Following definitive ultrasound findings, a patient may hear specific medical terms describing the type of pregnancy loss identified.

Anembryonic Pregnancy

Anembryonic pregnancy, sometimes called a blighted ovum, is diagnosed when the ultrasound shows a gestational sac that has grown, but no embryo developed within it. The gestational sac and placenta-forming tissue continue to grow and produce pregnancy hormones. The visual evidence is an empty gestational sac that meets the size criteria for non-viability.

Missed Miscarriage

A missed miscarriage occurs when the embryo or fetus has died, but the body has not yet expelled the pregnancy tissue. The ultrasound image typically shows an embryo that meets or exceeds the size criteria, such as a CRL of 7 millimeters or more, but lacks any cardiac activity. Many individuals experience no immediate symptoms like bleeding or cramping, and the diagnosis is often made unexpectedly during a routine scan.

Incomplete Miscarriage

An incomplete miscarriage is diagnosed when some pregnancy tissue has passed from the uterus, but remnants remain inside. The ultrasound will show retained products of conception (RPOC) within the uterine cavity. These retained tissues appear as a mass of mixed echogenicity on the screen. The presence of these remnants distinguishes an incomplete miscarriage from a complete miscarriage, where the uterus has emptied entirely.

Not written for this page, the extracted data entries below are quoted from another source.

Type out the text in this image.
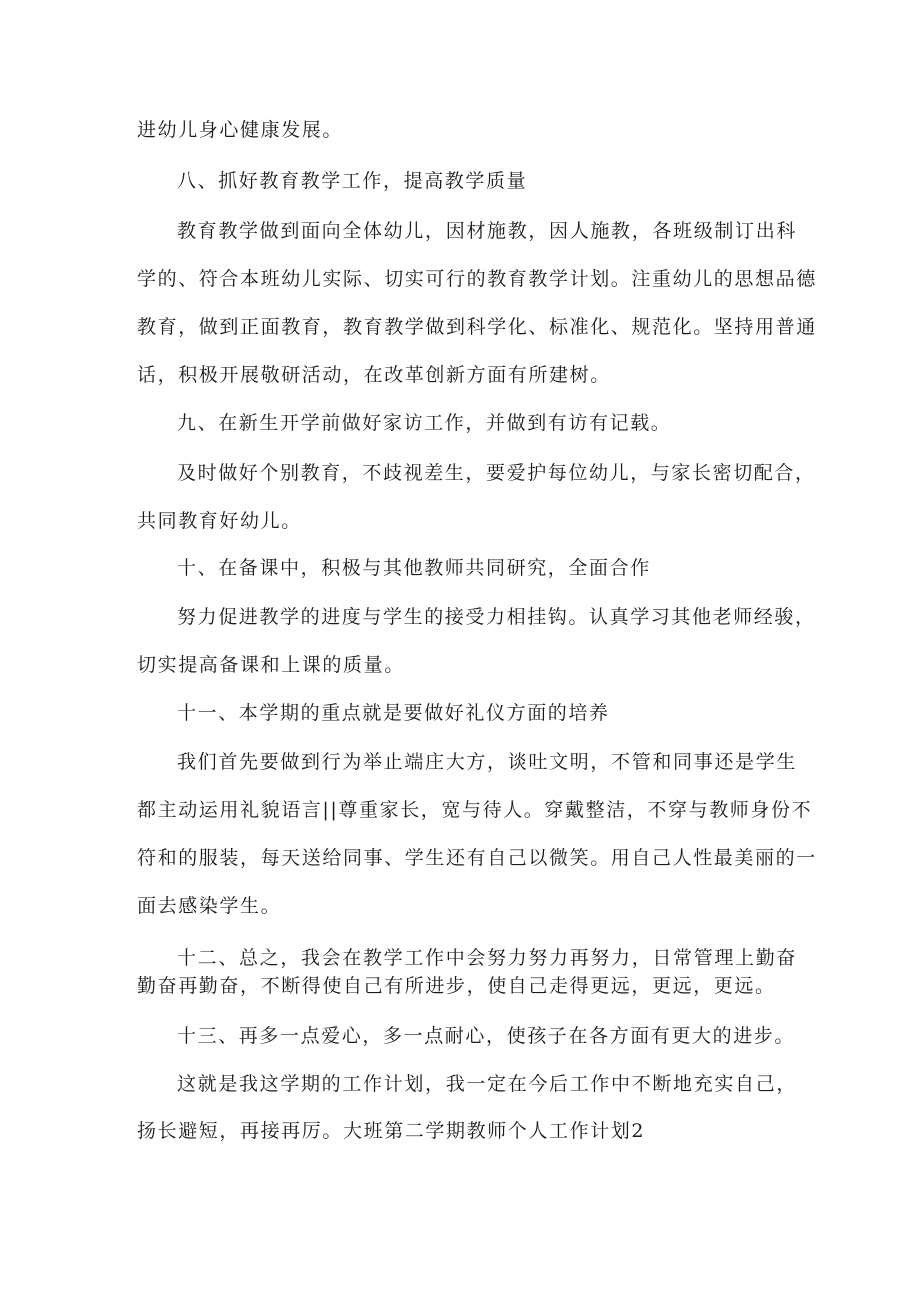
进幼儿身心健康发展。
八、抓好教育教学工作，提高教学质量
教育教学做到面向全体幼儿，因材施教，因人施教，各班级制订出科
学的、符合本班幼儿实际、切实可行的教育教学计划。注重幼儿的思想品德
教育，做到正面教育，教育教学做到科学化、标准化、规范化。坚持用普通
话，积极开展敬研活动，在改革创新方面有所建树。
九、在新生开学前做好家访工作，并做到有访有记载。
及时做好个别教育，不歧视差生，要爱护每位幼儿，与家长密切配合，
共同教育好幼儿。
十、在备课中，积极与其他教师共同研究，全面合作
努力促进教学的进度与学生的接受力相挂钩。认真学习其他老师经骏，
切实提高备课和上课的质量。
十一、本学期的重点就是要做好礼仪方面的培养
我们首先要做到行为举止端庄大方，谈吐文明，不管和同事还是学生
都主动运用礼貌语言||尊重家长，宽与待人。穿戴整洁，不穿与教师身份不
符和的服装，每天送给同事、学生还有自己以微笑。用自己人性最美丽的一
面去感染学生。
十二、总之，我会在教学工作中会努力努力再努力，日常管理上勤奋
勤奋再勤奋，不断得使自己有所进步，使自己走得更远，更远，更远。
十三、再多一点爱心，多一点耐心，使孩子在各方面有更大的进步。
这就是我这学期的工作计划，我一定在今后工作中不断地充实自己，
扬长避短，再接再厉。大班第二学期教师个人工作计划2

Next Steps Following the Ultrasound

Once the ultrasound confirms a non-viable pregnancy, the focus shifts to the management options available to the patient. The specific findings from the scan, such as the amount of retained tissue, help guide the decision-making process. Patients are typically presented with three main approaches for managing the miscarriage.

The first option is expectant management, which involves waiting for the body to naturally expel the pregnancy tissue without medical intervention. The second option is medical management, which involves taking medications, most commonly misoprostol, to induce the process. This method stimulates uterine contractions to pass the tissue, offering a more predictable timeframe than expectant management.

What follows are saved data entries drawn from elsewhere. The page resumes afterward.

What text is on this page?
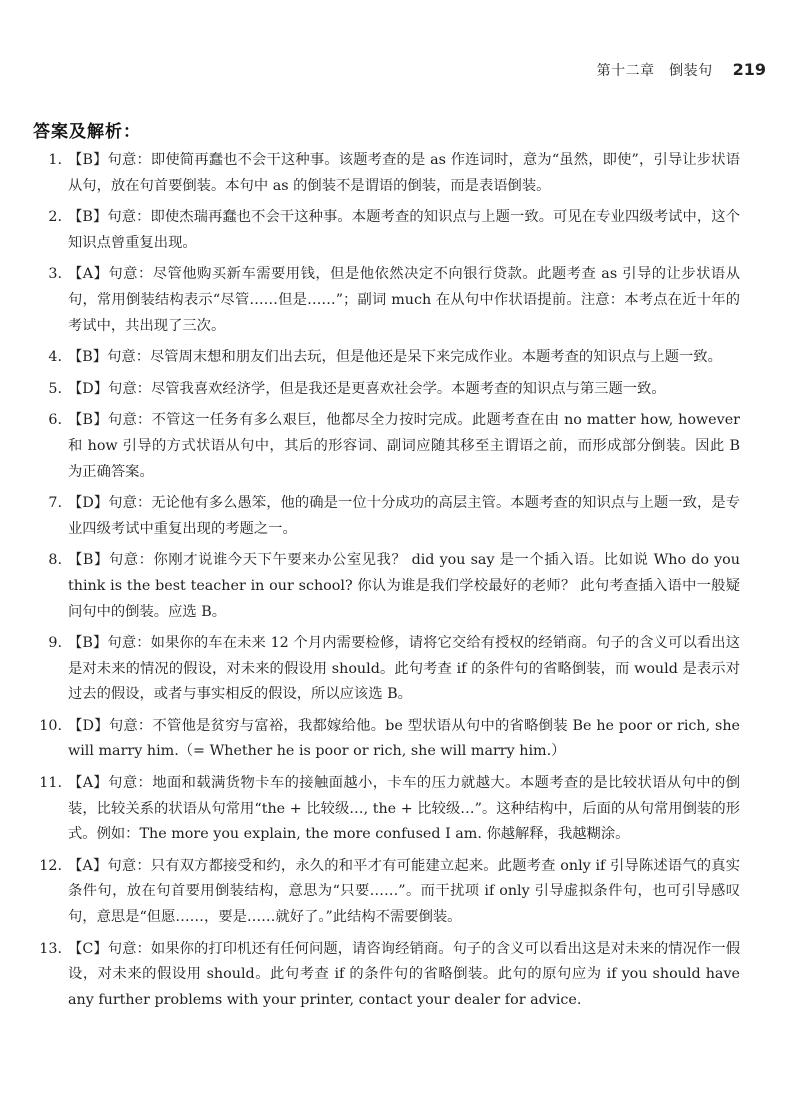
第十二章　倒装句 219
答案及解析：
1. 【B】句意：即使简再蠢也不会干这种事。该题考查的是 as 作连词时，意为“虽然，即使”，引导让步状语从句，放在句首要倒装。本句中 as 的倒装不是谓语的倒装，而是表语倒装。
2. 【B】句意：即使杰瑞再蠢也不会干这种事。本题考查的知识点与上题一致。可见在专业四级考试中，这个知识点曾重复出现。
3. 【A】句意：尽管他购买新车需要用钱，但是他依然决定不向银行贷款。此题考查 as 引导的让步状语从句，常用倒装结构表示“尽管……但是……”；副词 much 在从句中作状语提前。注意：本考点在近十年的考试中，共出现了三次。
4. 【B】句意：尽管周末想和朋友们出去玩，但是他还是呆下来完成作业。本题考查的知识点与上题一致。
5. 【D】句意：尽管我喜欢经济学，但是我还是更喜欢社会学。本题考查的知识点与第三题一致。
6. 【B】句意：不管这一任务有多么艰巨，他都尽全力按时完成。此题考查在由 no matter how, however 和 how 引导的方式状语从句中，其后的形容词、副词应随其移至主谓语之前，而形成部分倒装。因此 B 为正确答案。
7. 【D】句意：无论他有多么愚笨，他的确是一位十分成功的高层主管。本题考查的知识点与上题一致，是专业四级考试中重复出现的考题之一。
8. 【B】句意：你刚才说谁今天下午要来办公室见我？ did you say 是一个插入语。比如说 Who do you think is the best teacher in our school? 你认为谁是我们学校最好的老师？ 此句考查插入语中一般疑问句中的倒装。应选 B。
9. 【B】句意：如果你的车在未来 12 个月内需要检修，请将它交给有授权的经销商。句子的含义可以看出这是对未来的情况的假设，对未来的假设用 should。此句考查 if 的条件句的省略倒装，而 would 是表示对过去的假设，或者与事实相反的假设，所以应该选 B。
10. 【D】句意：不管他是贫穷与富裕，我都嫁给他。be 型状语从句中的省略倒装 Be he poor or rich, she will marry him.（= Whether he is poor or rich, she will marry him.）
11. 【A】句意：地面和载满货物卡车的接触面越小，卡车的压力就越大。本题考查的是比较状语从句中的倒装，比较关系的状语从句常用“the + 比较级…, the + 比较级…”。这种结构中，后面的从句常用倒装的形式。例如：The more you explain, the more confused I am. 你越解释，我越糊涂。
12. 【A】句意：只有双方都接受和约，永久的和平才有可能建立起来。此题考查 only if 引导陈述语气的真实条件句，放在句首要用倒装结构，意思为“只要……”。而干扰项 if only 引导虚拟条件句，也可引导感叹句，意思是“但愿……，要是……就好了。”此结构不需要倒装。
13. 【C】句意：如果你的打印机还有任何问题，请咨询经销商。句子的含义可以看出这是对未来的情况作一假设，对未来的假设用 should。此句考查 if 的条件句的省略倒装。此句的原句应为 if you should have any further problems with your printer, contact your dealer for advice.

The third option is surgical management, often performed through a procedure called Dilation and Curettage (D&C) or vacuum aspiration. This involves minor surgery to physically remove the pregnancy tissue from the uterus. Surgical management is typically the quickest and most definitive way to complete the miscarriage and may be recommended in cases of heavy bleeding or when other methods have failed.